Invoking divine blessing: The pragmatics of the congratulation speech act in university graduation notebooks in Jordan

Muhammad A. Badarneh, Fathi Migdadi and Maram Al-Jahmani
Jordan University of Science and Technology


This study explores the speech act of congratulation in university graduation notebooks, a new communicative context in Jordan. Using the concept of the pragmeme as a situated speech act, a total of 1064 congratulatory messages, found in 35 notebooks, were analyzed. The analysis demonstrated that the cultural concept of baraka ‘blessing’ plays a central role in the Arabic congratulation speech act. Embedded in its production are other speech acts such as compliments and advice, sociocultural beliefs and concepts such as fatalism and collectivism, and sociocultural practices such as naqout ‘money given as a gift’. Invoking these values and beliefs when performing congratulations was accomplished through ritualistic religious invocations, formulaic expressions, reference to collective identity, and acts of material support, showing how this Arabic speech act is situated in sociocultural beliefs and values.

Publication history
Table of contents

Congratulations have been traditionally investigated in spoken language through the lens of speech act theory as expressives that channel the speaker’s psychological state (Searle 1976).
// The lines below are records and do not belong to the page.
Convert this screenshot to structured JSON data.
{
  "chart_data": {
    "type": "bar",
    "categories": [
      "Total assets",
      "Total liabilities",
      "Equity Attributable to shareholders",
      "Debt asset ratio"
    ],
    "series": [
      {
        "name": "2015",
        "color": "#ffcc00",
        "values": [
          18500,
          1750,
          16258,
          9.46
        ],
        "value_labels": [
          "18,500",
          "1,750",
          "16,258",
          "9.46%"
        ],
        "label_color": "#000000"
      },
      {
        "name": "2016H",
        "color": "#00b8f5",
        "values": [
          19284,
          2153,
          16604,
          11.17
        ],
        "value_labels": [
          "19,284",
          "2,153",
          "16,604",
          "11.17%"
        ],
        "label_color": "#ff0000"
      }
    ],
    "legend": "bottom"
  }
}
The present study examines their use in written communication as situated speech acts, or pragmemes, whose performance is situated in social practices, embedded in the sociocultural context, and intrinsically connected with social facts (Mey 2001; Capone 2010, 2018; Wong 2010; Allan et al. 2016). The present study investigates how the congratulating speech act is performed in a local social practice that has recently appeared in Jordan, namely what is referred to as ‘graduation notebooks’ (henceforth, GNs). This written form of congratulation, as this study demonstrates, offers the congratulators greater latitude in expressing their feelings and emotions toward the addressee, and helps reveal underlying cultural values and assumptions of the community when performing congratulations. This form of offering handwritten congratulatory messages to graduates has become a sociocultural practice that provides rich data on the connection between speech acts and culture. For the purpose of this study, the definition put forward by Verschueren is adopted, according to which congratulation is “an expression of the speaker’s being pleased about the hearer’s success in doing or obtaining something important” (Verschueren 1985, 47).